Don’t get me wrong, my diet is very much carb restricted, but it’s more to stave off type 2 diabetes and metabolic syndrome. My SZA symptoms had mostly faded before I started this diet, and I’m more likely to attribute it to research that indicates a subset of people spontaneously remit than claim it’s a miracle diet. I also continue low dosage atypical neuroleptic l, as I feel it’s cheap insurance.
While I’m happy for her present success, I recall times when she’s reported relapses on other treatment regimes. I feel it’s important when you have an atypical progression or recovery, it’s important to represent yourself as a research sample of one and point people to more mainstream therapies as first line treatments until quality studies are available.
Don’t know much about it other than the novel approach of targeting the cholinergic rather than the dopamine system. As I recall most of the typical and first and second generation atypical neuroleptic drugs I’ve used had mild anticholinergic side effects. My understanding was these were attributed to dry mouth and rigidity issues I’d experienced with them. Not debilitating, but definitely annoying.
Seems like they have these better targeted now, considering the stated side effect profile. Since this is new, I’d be pretty cautious unless nothing else works. My experience with new medications has been mixed— especially with the first atypical I tried which was expensive, had the usual unrealized hype about negative symptoms and appeared to spiral me into a deep depression until I switched back to my first typical AP medication. I find the best indicator that a new medication matches its hype is if it gets onto insurance companies preferred medication list before it goes generic.

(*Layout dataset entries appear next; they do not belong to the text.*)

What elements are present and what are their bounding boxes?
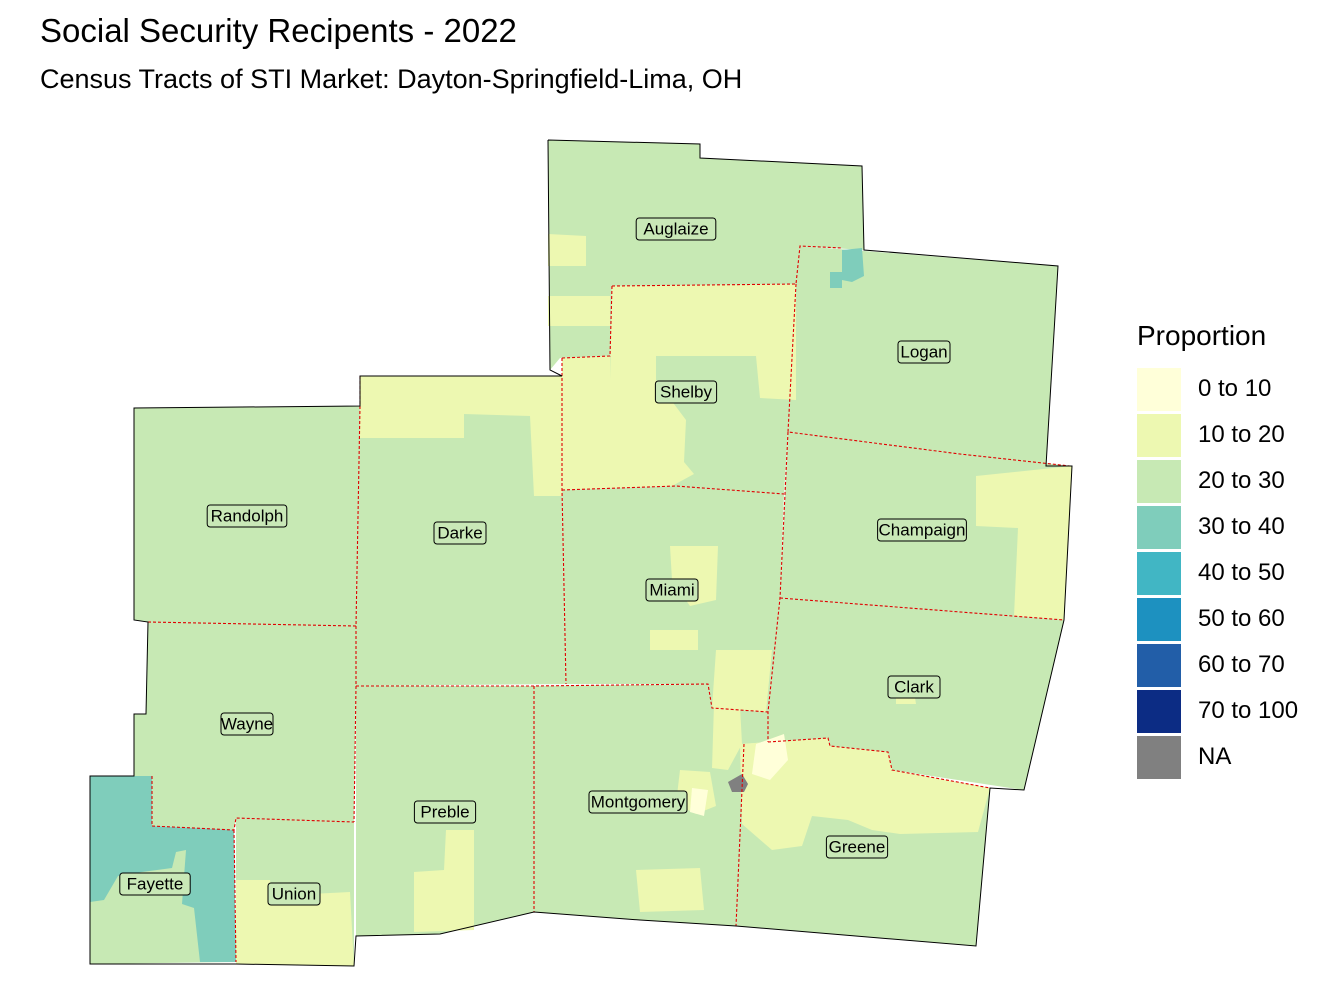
choropleth-map: Auglaize Logan Shelby Randolph Darke Champaig… bbox=[89, 139, 1073, 967]
county-label-greene: Greene bbox=[825, 835, 889, 859]
tracts-30-to-40 bbox=[90, 248, 864, 962]
county-label-box bbox=[413, 800, 477, 824]
county-labels: Auglaize Logan Shelby Randolph Darke Champaig… bbox=[119, 217, 967, 906]
county-label-text: Logan bbox=[900, 343, 947, 362]
county-label-box bbox=[897, 340, 951, 364]
county-label-text: Miami bbox=[649, 581, 694, 600]
legend-swatch bbox=[1137, 597, 1181, 641]
county-label-montgomery: Montgomery bbox=[588, 790, 688, 814]
map-title: Social Security Recipents - 2022 bbox=[40, 12, 517, 49]
legend-swatch bbox=[1137, 551, 1181, 595]
county-label-text: Auglaize bbox=[643, 220, 708, 239]
county-label-text: Clark bbox=[894, 678, 934, 697]
county-auglaize[interactable] bbox=[548, 140, 864, 370]
legend-swatch bbox=[1137, 413, 1181, 457]
legend-item: 70 to 100 bbox=[1137, 688, 1298, 734]
legend-swatch bbox=[1137, 367, 1181, 411]
county-label-champaign: Champaign bbox=[877, 518, 967, 542]
county-label-wayne: Wayne bbox=[220, 712, 274, 736]
county-label-text: Montgomery bbox=[591, 793, 686, 812]
county-label-box bbox=[877, 518, 967, 542]
legend-item: 20 to 30 bbox=[1137, 458, 1298, 504]
legend-items: 0 to 10 10 to 20 20 to 30 30 to 40 40 to 50 5… bbox=[1137, 366, 1298, 780]
legend-label: NA bbox=[1198, 743, 1232, 770]
county-label-darke: Darke bbox=[433, 521, 487, 545]
legend-swatch bbox=[1137, 459, 1181, 503]
state-boundaries bbox=[89, 139, 1073, 967]
county-label-text: Greene bbox=[829, 838, 886, 857]
legend-item: 50 to 60 bbox=[1137, 596, 1298, 642]
legend-item: 40 to 50 bbox=[1137, 550, 1298, 596]
county-label-box bbox=[825, 835, 889, 859]
legend: Proportion 0 to 10 10 to 20 20 to 30 30 to … bbox=[1137, 320, 1298, 780]
county-label-preble: Preble bbox=[413, 800, 477, 824]
county-label-auglaize: Auglaize bbox=[635, 217, 717, 241]
county-label-box bbox=[588, 790, 688, 814]
county-label-box bbox=[433, 521, 487, 545]
legend-item: NA bbox=[1137, 734, 1298, 780]
county-label-text: Fayette bbox=[127, 875, 184, 894]
legend-label: 50 to 60 bbox=[1198, 605, 1285, 632]
county-label-text: Champaign bbox=[879, 521, 966, 540]
legend-item: 0 to 10 bbox=[1137, 366, 1298, 412]
county-label-clark: Clark bbox=[887, 675, 941, 699]
tracts-0-to-10 bbox=[690, 734, 788, 816]
county-label-shelby: Shelby bbox=[654, 380, 718, 404]
legend-label: 10 to 20 bbox=[1198, 421, 1285, 448]
legend-label: 60 to 70 bbox=[1198, 651, 1285, 678]
county-label-box bbox=[645, 578, 699, 602]
county-label-randolph: Randolph bbox=[206, 504, 288, 528]
county-label-text: Randolph bbox=[211, 507, 284, 526]
county-label-box bbox=[267, 882, 321, 906]
county-label-text: Union bbox=[272, 885, 316, 904]
county-label-logan: Logan bbox=[897, 340, 951, 364]
legend-label: 40 to 50 bbox=[1198, 559, 1285, 586]
legend-label: 0 to 10 bbox=[1198, 375, 1272, 402]
county-label-fayette: Fayette bbox=[119, 872, 191, 896]
legend-label: 20 to 30 bbox=[1198, 467, 1285, 494]
legend-item: 30 to 40 bbox=[1137, 504, 1298, 550]
county-label-text: Wayne bbox=[221, 715, 273, 734]
legend-swatch bbox=[1137, 689, 1181, 733]
legend-label: 30 to 40 bbox=[1198, 513, 1285, 540]
legend-swatch bbox=[1137, 505, 1181, 549]
county-label-box bbox=[654, 380, 718, 404]
legend-label: 70 to 100 bbox=[1198, 697, 1299, 724]
map-subtitle: Census Tracts of STI Market: Dayton-Spri… bbox=[40, 64, 743, 94]
county-label-union: Union bbox=[267, 882, 321, 906]
county-label-box bbox=[635, 217, 717, 241]
county-label-miami: Miami bbox=[645, 578, 699, 602]
legend-swatch bbox=[1137, 643, 1181, 687]
county-label-text: Darke bbox=[437, 524, 482, 543]
county-label-box bbox=[119, 872, 191, 896]
legend-item: 10 to 20 bbox=[1137, 412, 1298, 458]
county-label-text: Preble bbox=[420, 803, 469, 822]
county-label-box bbox=[887, 675, 941, 699]
county-label-text: Shelby bbox=[660, 383, 712, 402]
tracts-na bbox=[728, 774, 748, 792]
county-label-box bbox=[206, 504, 288, 528]
county-label-box bbox=[220, 712, 274, 736]
legend-swatch bbox=[1137, 735, 1181, 779]
legend-title: Proportion bbox=[1137, 320, 1267, 351]
legend-item: 60 to 70 bbox=[1137, 642, 1298, 688]
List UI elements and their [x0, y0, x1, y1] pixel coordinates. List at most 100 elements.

University north chapel did study march 2021? 12 out of 17 sz patients tested.positive for bacteria or virus which is same as catch scratch fever…said.could be cause as petsnget and have in their finger nails andnif they scratch you and it breaks skin
This definitely happens to my son…also they said something takes it away like sodium phosphate…i cant rememver vut it wasnlike an iodine…i mentioned to doctor could we tey it…who ignore me…more studies werengoing to be done i think so neednto seenif they did more…or what is in the new schizophrenic deug that just came out oct 2024?